After 50 years, The Pub bids adieu in Amherst


Staff Writer
Published: 12/19/2019 11:03:21 PM
Modified: 12/19/2019 11:03:10 PM

AMHERST — After more than a half a century, The Pub, a popular downtown restaurant and bar, will be shuttering its doors as the building it occupies is slated for demolition.

The Pub, which opened in 1968 in a new building at 15 East Pleasant St., and over the years has hosted countless election night parties, performances by Natalie Cole when she was a student at the University of Massachusetts and fundraisers such as the Empty Bowls benefit for the Amherst Survival Center, closes after business on Saturday.

A “very special last night,” with a DJ and dancing, starts at 7 p.m. at the restaurant which has been a long-time dining destination for workers and families during the day and evening, and a place for socializing later at night.

The Pub is one of several businesses in three buildings at the northern end of downtown that were approved for demolition last spring. The other stores are located in the Summerlin Building at 11 East Pleasant and the Piper Building at 9 East Pleasant and are already beginning to close or move as 2019 comes to a close.

Eliana’s Barber Shop recently relocated to an office building at 196 North Pleasant St., while Amherst Nails, Kay Baker’s Antiques and Cousins Market all remain open for the time being.

Amherst Area Chamber of Commerce Executive Director Claudia Pazmany said the closing of The Pub is bittersweet since it’s a decision that is out of the hands of Dolly and Jerry Jolly, whose family has run the restaurant since the building was constructed in 1968. Attemps to reach the Jollys for comment were unsuccessful.

“We all have memories of our time at The Pub, and everyone is sad to see it go,” Pazmany said. “52 years is a testament to the Jolly family, their long-term commitment to Amherst and how they give back in myriad ways.”

One of the events The Pub has always been part of is the Daffodil Days benefit for Big Brothers Big Sisters of Hampshire County, Pazmany said.

“The Pub has been a huge part of Amherst’s history and it’s a big loss, but also a great opportunity to move forth,” said Gabrielle Gould, executive director of the Amherst Business Improvement District.

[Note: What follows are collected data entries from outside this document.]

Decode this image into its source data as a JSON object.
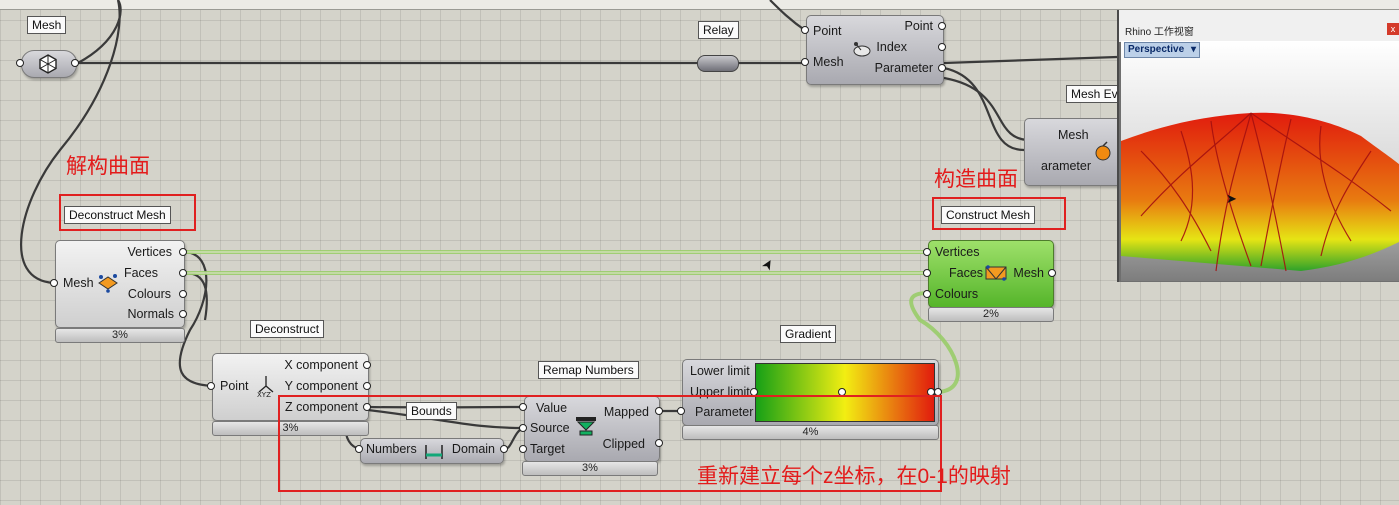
{
  "labels": {
    "mesh_param": "Mesh",
    "relay": "Relay",
    "mesh_eval": "Mesh Ev",
    "deconstruct_mesh": "Deconstruct Mesh",
    "construct_mesh": "Construct Mesh",
    "deconstruct": "Deconstruct",
    "gradient": "Gradient",
    "remap_numbers": "Remap Numbers",
    "bounds": "Bounds"
  },
  "annotations": {
    "deconstruct_cn": "解构曲面",
    "construct_cn": "构造曲面",
    "remap_cn": "重新建立每个z坐标，在0-1的映射"
  },
  "closest_point": {
    "in_point": "Point",
    "in_mesh": "Mesh",
    "out_point": "Point",
    "out_index": "Index",
    "out_parameter": "Parameter"
  },
  "mesh_eval": {
    "in_mesh": "Mesh",
    "in_parameter": "arameter"
  },
  "deconstruct_mesh": {
    "in_mesh": "Mesh",
    "out": [
      "Vertices",
      "Faces",
      "Colours",
      "Normals"
    ],
    "pct": "3%"
  },
  "construct_mesh": {
    "in": [
      "Vertices",
      "Faces",
      "Colours"
    ],
    "out_mesh": "Mesh",
    "pct": "2%"
  },
  "deconstruct_point": {
    "in_point": "Point",
    "out": [
      "X component",
      "Y component",
      "Z component"
    ],
    "pct": "3%"
  },
  "bounds": {
    "in_numbers": "Numbers",
    "out_domain": "Domain"
  },
  "remap": {
    "in": [
      "Value",
      "Source",
      "Target"
    ],
    "out": [
      "Mapped",
      "Clipped"
    ],
    "pct": "3%"
  },
  "gradient": {
    "in": [
      "Lower limit",
      "Upper limit",
      "Parameter"
    ],
    "pct": "4%",
    "colors": {
      "start": "#16a016",
      "mid": "#f2ee12",
      "end": "#e11b0e"
    }
  },
  "rhino": {
    "title": "Rhino 工作视窗",
    "viewport": "Perspective",
    "close": "x"
  },
  "colors": {
    "annotation_red": "#e31b1b",
    "component_green": "#66c236"
  }
}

Gould said she is happy to see the Jollys will have a new endeavor called Savannas Bar and Bistro, which will be located in a building being built on University Drive just south of Newmarket Center.

“It’s a whole new chapter and we’re excited to support them as a Chamber,” Pazmany said.

Still, The Pub’s closing comes only months after the Jollys were forced to shut down the long-running Rafter’s Sports Bar and Restaurant on Amity Street after that building sold to a marijuana company.

Forced to move

Over Thanksgiving weekend, Eliana Dabbous, who has run the barbershop since 2011, moved to 196 North Pleasant St. an office building that has free parking for patrons. The new site is already the third place for her business, after previously being located in the Carriage Shops, which was demolished in 2016 to make way for the One East Pleasant mixed-use project.

Dabbous said more college students and others are living in downtown, though redevelopment has been harmful to proprietors like her seeking affordable locations to rent.

“I’m happy about more students coming to town, but the town and developers don’t care about small businesses like us,” Dabbous said.

She had also developed the Malek Shawarma Mediterranean Cafe next to her barbershop. She closed that and doesn’t anticipate reopening, noting there is significant competition with the award-winning food at UMass that makes the restaurant business challenging.

The Summerlin building, mostly reconstructed around 1921 as a laundromat and later converted into the Tower pizza restaurant in the early 1960s, and the Piper Building, built in 1965, are expected to be torn down to make way for some type of project. Like The Pub building, they are owned by Laird Summerlin, of Edisto Island, South Carolina.

No plans for a redevelopment project have been filed at Town Hall, said Planning Director Christine Brestrup.

Pazmany said she is uncertain how the area will be redeveloped, whether it will be a new mixed-use building like Kendrick Place. Whatever happens, Pazmany said Amherst is benefiting from the trends of “in-fill” development.

“Downtowns are moving toward denser development,” Pazmany said.

Gould said her wish is to see a development compatible with other projects.

“If I had my way we’d see a great restaurant and great apartments,” Gould said.